There is also many questions flying whether the third umpires are unwilling to overturn decisions made by their on-field counterparts.
Former cricketers and experts have also talked about removing the right to appeal from the players’ hands and entrust the duties solely to the on-field umpires.
“I have no first hand proof that the third umpires are reluctant to advise their on-field colleagues to change their original decisions. However there have been at least three instances of the third umpire making decisions which were blatantly wrong,” said Holder as reported by the Pakistan Observer.
“I worked for a time as a Regional Umpires Performance Manager for ICC and was in the Caribbean in 2009 when DRS was trialed in the West Indies versus England series.
“All officials were asked at the end of the series how we thought the system should be used.

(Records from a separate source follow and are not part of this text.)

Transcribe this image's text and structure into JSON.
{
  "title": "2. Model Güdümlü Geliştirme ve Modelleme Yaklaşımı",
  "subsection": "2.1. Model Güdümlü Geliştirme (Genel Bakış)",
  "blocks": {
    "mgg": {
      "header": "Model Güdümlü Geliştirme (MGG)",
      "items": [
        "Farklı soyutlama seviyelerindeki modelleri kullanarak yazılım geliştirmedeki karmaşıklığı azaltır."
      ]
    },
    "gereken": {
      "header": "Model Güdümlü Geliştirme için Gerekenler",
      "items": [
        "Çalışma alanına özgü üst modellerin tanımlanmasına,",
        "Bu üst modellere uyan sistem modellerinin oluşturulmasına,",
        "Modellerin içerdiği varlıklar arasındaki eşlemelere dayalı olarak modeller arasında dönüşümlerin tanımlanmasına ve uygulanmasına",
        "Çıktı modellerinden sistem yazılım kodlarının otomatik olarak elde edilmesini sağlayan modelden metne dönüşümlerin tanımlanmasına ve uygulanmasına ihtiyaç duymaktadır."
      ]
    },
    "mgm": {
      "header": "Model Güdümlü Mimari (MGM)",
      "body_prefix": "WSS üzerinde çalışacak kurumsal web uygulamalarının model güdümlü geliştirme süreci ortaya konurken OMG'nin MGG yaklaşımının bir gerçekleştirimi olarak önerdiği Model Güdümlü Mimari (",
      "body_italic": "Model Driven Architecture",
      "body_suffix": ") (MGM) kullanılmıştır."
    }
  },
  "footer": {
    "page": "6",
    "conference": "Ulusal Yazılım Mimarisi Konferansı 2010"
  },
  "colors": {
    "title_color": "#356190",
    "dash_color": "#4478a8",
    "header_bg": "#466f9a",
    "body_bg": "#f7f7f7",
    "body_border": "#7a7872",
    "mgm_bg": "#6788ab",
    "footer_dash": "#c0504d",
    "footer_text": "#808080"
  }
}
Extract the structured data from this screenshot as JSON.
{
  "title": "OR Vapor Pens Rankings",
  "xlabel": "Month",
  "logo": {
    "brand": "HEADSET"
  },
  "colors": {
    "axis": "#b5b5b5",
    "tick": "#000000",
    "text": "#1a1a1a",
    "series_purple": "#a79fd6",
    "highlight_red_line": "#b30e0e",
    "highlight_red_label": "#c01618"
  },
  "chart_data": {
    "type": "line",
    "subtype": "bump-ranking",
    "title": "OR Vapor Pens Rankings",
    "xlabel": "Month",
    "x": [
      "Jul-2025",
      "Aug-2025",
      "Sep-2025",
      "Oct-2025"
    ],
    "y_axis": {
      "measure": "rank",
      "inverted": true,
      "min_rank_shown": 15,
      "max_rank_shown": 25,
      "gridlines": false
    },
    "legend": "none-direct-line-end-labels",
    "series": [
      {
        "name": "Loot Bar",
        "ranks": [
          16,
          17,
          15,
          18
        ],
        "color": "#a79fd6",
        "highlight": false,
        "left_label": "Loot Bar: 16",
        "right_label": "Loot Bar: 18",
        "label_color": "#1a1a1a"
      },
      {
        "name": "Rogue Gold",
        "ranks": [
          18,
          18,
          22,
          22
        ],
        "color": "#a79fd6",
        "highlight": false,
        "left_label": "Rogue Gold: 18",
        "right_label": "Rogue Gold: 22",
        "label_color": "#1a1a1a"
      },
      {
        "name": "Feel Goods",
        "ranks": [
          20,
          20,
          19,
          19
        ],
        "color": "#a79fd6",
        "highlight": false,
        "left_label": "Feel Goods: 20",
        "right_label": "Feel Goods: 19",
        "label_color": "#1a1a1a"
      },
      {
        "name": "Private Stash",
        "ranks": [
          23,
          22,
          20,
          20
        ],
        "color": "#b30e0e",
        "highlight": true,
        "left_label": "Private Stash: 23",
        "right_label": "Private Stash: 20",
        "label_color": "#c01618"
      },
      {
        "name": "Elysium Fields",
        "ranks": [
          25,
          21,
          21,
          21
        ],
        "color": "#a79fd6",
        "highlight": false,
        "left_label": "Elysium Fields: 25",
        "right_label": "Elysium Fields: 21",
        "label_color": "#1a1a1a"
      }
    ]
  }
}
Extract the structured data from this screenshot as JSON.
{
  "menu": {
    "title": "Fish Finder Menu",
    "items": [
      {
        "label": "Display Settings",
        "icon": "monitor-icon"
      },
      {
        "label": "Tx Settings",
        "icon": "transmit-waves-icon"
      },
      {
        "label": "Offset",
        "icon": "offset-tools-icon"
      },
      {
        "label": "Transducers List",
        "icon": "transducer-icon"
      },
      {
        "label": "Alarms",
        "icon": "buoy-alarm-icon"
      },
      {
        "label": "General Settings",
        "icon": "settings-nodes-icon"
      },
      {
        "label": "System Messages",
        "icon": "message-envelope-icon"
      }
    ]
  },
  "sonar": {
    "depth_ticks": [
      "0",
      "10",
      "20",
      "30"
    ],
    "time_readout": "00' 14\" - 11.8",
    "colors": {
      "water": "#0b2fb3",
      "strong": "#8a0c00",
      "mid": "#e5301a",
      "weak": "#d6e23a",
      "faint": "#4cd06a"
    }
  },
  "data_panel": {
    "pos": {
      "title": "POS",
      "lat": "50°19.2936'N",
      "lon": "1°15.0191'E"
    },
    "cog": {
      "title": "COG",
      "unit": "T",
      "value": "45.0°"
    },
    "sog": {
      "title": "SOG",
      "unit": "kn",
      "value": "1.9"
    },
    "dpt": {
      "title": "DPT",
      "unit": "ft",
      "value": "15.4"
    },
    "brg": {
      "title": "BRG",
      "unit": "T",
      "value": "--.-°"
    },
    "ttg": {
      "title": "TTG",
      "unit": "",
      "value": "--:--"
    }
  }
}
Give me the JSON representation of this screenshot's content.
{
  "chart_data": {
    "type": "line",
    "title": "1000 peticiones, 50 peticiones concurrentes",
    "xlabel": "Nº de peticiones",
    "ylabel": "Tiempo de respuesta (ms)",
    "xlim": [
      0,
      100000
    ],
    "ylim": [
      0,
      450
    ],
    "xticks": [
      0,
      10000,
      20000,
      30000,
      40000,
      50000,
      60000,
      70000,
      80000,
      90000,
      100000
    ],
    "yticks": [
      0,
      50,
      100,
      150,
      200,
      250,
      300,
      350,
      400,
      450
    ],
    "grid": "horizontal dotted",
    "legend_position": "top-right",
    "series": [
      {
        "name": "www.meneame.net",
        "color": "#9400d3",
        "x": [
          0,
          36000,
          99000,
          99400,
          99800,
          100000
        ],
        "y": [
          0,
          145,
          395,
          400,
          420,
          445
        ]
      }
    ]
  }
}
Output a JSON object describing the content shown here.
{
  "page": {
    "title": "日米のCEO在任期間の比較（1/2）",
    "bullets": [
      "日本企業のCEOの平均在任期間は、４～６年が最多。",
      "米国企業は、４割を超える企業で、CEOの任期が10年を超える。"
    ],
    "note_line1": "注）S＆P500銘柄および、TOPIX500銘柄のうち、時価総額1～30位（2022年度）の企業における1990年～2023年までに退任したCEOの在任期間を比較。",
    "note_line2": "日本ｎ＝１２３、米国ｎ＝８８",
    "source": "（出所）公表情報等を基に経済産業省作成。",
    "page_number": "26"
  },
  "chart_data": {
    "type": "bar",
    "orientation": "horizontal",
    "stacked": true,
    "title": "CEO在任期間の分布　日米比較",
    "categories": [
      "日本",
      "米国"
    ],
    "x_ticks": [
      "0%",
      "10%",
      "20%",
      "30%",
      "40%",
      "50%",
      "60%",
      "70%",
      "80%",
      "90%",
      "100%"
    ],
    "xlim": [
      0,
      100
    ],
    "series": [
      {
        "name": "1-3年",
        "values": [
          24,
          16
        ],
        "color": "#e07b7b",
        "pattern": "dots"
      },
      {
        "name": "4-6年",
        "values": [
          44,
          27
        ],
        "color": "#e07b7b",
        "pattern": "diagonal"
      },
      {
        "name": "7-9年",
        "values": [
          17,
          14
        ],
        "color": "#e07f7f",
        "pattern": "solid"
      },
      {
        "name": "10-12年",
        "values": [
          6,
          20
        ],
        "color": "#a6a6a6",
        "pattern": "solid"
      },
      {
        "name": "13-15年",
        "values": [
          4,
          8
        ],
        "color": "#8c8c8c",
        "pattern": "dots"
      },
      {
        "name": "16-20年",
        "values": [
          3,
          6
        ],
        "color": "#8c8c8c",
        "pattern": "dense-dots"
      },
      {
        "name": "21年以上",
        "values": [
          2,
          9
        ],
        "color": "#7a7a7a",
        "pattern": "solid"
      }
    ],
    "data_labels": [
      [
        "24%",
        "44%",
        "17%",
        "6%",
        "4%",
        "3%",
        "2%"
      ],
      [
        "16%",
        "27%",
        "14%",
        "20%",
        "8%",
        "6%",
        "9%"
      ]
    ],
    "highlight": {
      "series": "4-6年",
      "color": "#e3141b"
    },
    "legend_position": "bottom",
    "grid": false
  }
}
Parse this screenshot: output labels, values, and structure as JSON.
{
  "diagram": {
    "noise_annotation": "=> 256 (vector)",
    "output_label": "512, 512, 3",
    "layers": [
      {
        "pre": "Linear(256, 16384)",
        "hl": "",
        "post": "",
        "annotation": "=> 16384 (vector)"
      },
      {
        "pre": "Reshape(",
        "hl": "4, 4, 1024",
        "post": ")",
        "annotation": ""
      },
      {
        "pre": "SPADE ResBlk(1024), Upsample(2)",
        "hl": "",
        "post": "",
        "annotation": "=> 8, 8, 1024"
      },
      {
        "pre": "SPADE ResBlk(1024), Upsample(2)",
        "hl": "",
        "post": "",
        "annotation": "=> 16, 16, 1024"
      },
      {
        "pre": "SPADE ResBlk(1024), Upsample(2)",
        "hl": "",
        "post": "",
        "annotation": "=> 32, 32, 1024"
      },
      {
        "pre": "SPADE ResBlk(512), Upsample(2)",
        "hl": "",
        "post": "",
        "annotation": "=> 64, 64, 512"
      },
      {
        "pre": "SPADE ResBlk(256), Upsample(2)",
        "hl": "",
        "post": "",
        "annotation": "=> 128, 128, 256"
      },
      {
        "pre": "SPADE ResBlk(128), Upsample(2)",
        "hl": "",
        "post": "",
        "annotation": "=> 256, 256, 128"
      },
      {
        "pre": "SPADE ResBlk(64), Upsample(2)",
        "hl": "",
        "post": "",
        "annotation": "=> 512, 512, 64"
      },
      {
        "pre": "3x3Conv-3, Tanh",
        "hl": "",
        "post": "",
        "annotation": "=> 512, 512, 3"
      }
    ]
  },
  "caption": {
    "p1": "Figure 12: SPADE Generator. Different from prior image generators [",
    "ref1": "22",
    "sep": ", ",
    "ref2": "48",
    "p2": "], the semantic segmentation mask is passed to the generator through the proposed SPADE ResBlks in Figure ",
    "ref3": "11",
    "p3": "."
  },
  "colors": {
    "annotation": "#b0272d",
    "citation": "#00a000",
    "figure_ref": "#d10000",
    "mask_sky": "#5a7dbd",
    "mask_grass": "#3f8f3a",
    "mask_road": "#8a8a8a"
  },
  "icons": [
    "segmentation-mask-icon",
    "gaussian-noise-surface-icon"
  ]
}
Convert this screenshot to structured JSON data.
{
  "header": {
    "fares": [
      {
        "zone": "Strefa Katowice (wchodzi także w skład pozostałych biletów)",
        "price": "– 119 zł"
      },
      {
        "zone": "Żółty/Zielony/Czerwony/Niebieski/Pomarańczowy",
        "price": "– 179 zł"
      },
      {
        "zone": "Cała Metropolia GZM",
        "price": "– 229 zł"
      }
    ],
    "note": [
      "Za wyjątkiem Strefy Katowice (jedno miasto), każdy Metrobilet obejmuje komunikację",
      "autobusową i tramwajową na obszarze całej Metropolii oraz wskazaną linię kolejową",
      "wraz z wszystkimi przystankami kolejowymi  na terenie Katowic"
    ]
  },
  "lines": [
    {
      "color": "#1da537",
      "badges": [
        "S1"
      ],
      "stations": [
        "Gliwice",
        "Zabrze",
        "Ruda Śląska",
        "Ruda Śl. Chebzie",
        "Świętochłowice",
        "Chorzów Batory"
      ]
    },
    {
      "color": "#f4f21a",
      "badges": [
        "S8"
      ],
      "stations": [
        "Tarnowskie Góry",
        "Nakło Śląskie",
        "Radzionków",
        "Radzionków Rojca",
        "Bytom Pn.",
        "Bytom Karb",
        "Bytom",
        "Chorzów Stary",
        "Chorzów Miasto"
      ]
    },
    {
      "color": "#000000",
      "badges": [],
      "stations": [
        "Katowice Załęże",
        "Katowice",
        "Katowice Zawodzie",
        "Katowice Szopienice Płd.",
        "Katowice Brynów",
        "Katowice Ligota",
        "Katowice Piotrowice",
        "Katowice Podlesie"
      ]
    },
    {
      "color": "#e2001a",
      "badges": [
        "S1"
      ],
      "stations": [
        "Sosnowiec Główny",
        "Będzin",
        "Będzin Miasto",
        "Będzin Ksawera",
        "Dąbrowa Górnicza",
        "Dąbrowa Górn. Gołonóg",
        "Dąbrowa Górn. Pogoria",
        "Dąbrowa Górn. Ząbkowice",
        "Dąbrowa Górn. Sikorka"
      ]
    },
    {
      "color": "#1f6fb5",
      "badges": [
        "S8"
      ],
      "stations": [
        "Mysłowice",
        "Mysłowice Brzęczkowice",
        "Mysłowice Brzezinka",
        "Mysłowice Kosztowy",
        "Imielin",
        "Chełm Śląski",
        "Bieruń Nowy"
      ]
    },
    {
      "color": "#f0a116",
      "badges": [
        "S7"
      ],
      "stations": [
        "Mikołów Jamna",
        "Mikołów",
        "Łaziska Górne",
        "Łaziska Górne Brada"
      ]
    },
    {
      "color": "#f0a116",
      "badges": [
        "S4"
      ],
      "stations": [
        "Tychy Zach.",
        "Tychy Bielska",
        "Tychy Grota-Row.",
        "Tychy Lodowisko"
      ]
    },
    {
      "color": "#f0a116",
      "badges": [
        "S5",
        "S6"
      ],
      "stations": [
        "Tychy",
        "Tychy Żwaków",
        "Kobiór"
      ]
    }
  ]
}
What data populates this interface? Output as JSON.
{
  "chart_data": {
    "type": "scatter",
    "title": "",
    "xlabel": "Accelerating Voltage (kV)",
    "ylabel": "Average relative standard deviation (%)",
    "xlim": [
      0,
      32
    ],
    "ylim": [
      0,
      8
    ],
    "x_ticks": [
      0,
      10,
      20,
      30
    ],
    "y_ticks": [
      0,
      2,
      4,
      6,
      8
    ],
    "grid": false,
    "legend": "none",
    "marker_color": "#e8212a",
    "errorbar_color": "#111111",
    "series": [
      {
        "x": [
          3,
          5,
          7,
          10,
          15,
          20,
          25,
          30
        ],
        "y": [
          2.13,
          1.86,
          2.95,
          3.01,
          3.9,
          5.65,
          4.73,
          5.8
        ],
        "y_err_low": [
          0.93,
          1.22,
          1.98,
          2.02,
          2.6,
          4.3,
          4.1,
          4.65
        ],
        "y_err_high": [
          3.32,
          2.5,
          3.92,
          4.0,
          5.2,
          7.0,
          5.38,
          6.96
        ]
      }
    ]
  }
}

I said that on-field umpires should be able to ask the third umpire to check in cases where the on-field man was uncertain as to what actually happened.
“Having umpired for 27 years in County Cricket and officiated in 30 international matches, I know that there are times when there is an appeal and you are uncertain whether the batsman is out or not.
“But ICC decided to adopt the present system of two challenges per innings per team and some players, including Brad Haddin have publicly said that the on field umpires should be able to ask the third umpire and it should be taken away from players.”
Holder was the man who famously rejected a 10,000 Pounds spot-fixing offer back in 1993 in a match between Pakistan and Sri Lanka in Sharjah.
He was also the man who proposed a bowl-out system to ensure results if and when matches were not completed due to rain. Holder’s ideas were implemented in many competitions by the ECB later on.